Sharing Our Faith: Rachel Horsley
I arrived at Cove broken and I needed a place to heal.
An alcoholic with 15 years of sobriety in 2003, I was suffering from a dark night of the soul, a disbelief in the cruel god who took my 16 year old son, Khay, away six years earlier. Too many people had told me it was part of God’s plan, that Khay was in a better place.
Intellectually, I didn’t believe God micromanaged, but there was a bit of my being that thought maybe God did reach down and take him; enough of a belief that I rejected that God.
This was a big problem for me because I believe my alcoholism is a three-fold illness: physical, mental, and spiritual, and I had become sober by God’s grace. Without a belief in God, I will abandon my loved ones to pursue oblivion, because life is just too hard for this sensitive soul. For the first time since I had stopped drinking, I was dealing with daily cravings. I needed help. I attended more than my usual allotment of recovery meetings, and I thought attending church would add insurance.
Cove pulled me in with Marcy Orr’s intelligent sermons; plus the fact that I already knew about half the people in the congregation; and, importantly, that my husband, Danny, felt an affinity to Cove also. I awoke from the dark night of my soul with a different comprehension of God, although I can’t really claim I understand it; but I know there is a presence that I pray to that loves, comforts and strengthens me, assures all is well, or that all will be well, not to worry. My cravings abated. And I had found a spiritual home at Cove Presbyterian.

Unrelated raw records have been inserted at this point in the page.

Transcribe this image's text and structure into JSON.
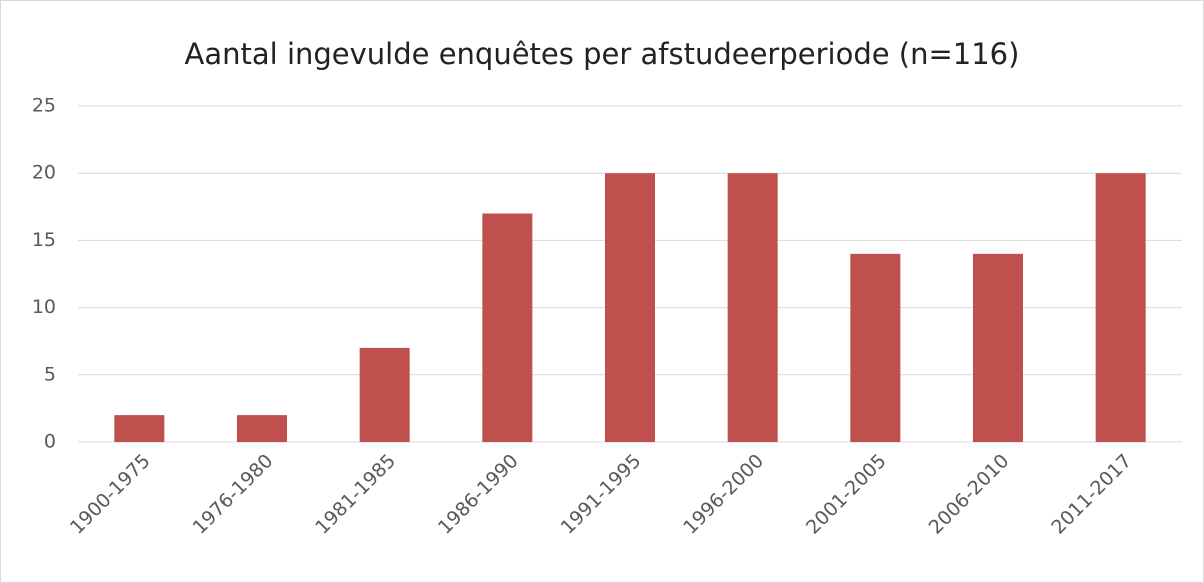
{
  "chart_data": {
    "type": "bar",
    "title": "Aantal ingevulde enquêtes per afstudeerperiode (n=116)",
    "categories": [
      "1900-1975",
      "1976-1980",
      "1981-1985",
      "1986-1990",
      "1991-1995",
      "1996-2000",
      "2001-2005",
      "2006-2010",
      "2011-2017"
    ],
    "values": [
      2,
      2,
      7,
      17,
      20,
      20,
      14,
      14,
      20
    ],
    "color": "#c0504d",
    "ylim": [
      0,
      25
    ],
    "yticks": [
      0,
      5,
      10,
      15,
      20,
      25
    ],
    "grid": true
  }
}
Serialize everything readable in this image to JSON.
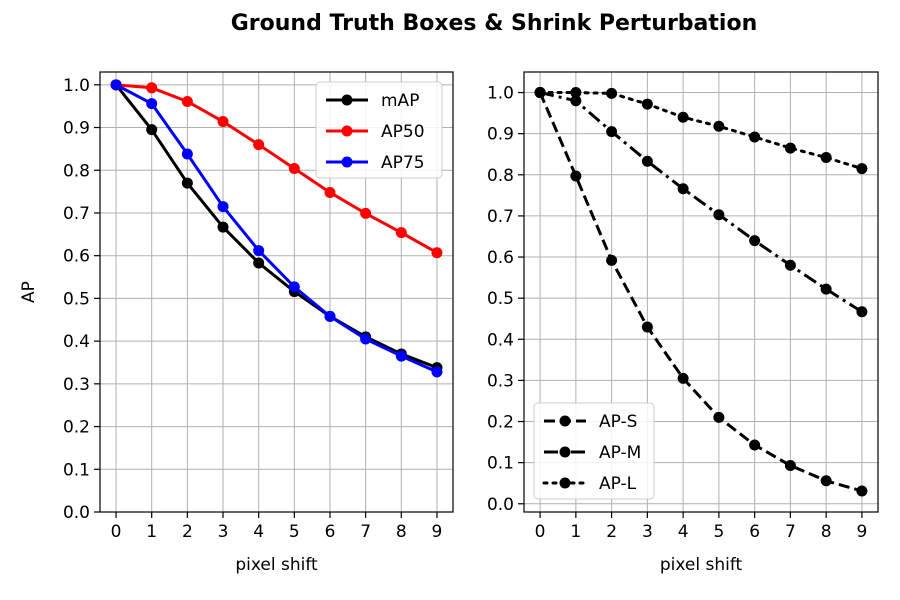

All my life I’ve been a seeker, leaving the church of my youth to practice Sufism for over a decade; followed by a flirtation with anthroposophy; and I attended an Episcopal church during Khay’s illness, and am forever grateful to the clergy at Church of Our Savior for their support when he was treated for and died of bone cancer. I was raised a Christian, I was baptized by immersion when I was eight, my father was a minister in the Reorganized Church of Jesus Christ of Latter Day Saints (now called Community of Christ), and spiraling back to Jesus feels just right. I like singing the familiar hymns, reading the Bible, listening to people’s gifts of music, paying attention to the sermons. Worship at Cove gives me a place to sit quietly, to listen, and to heal.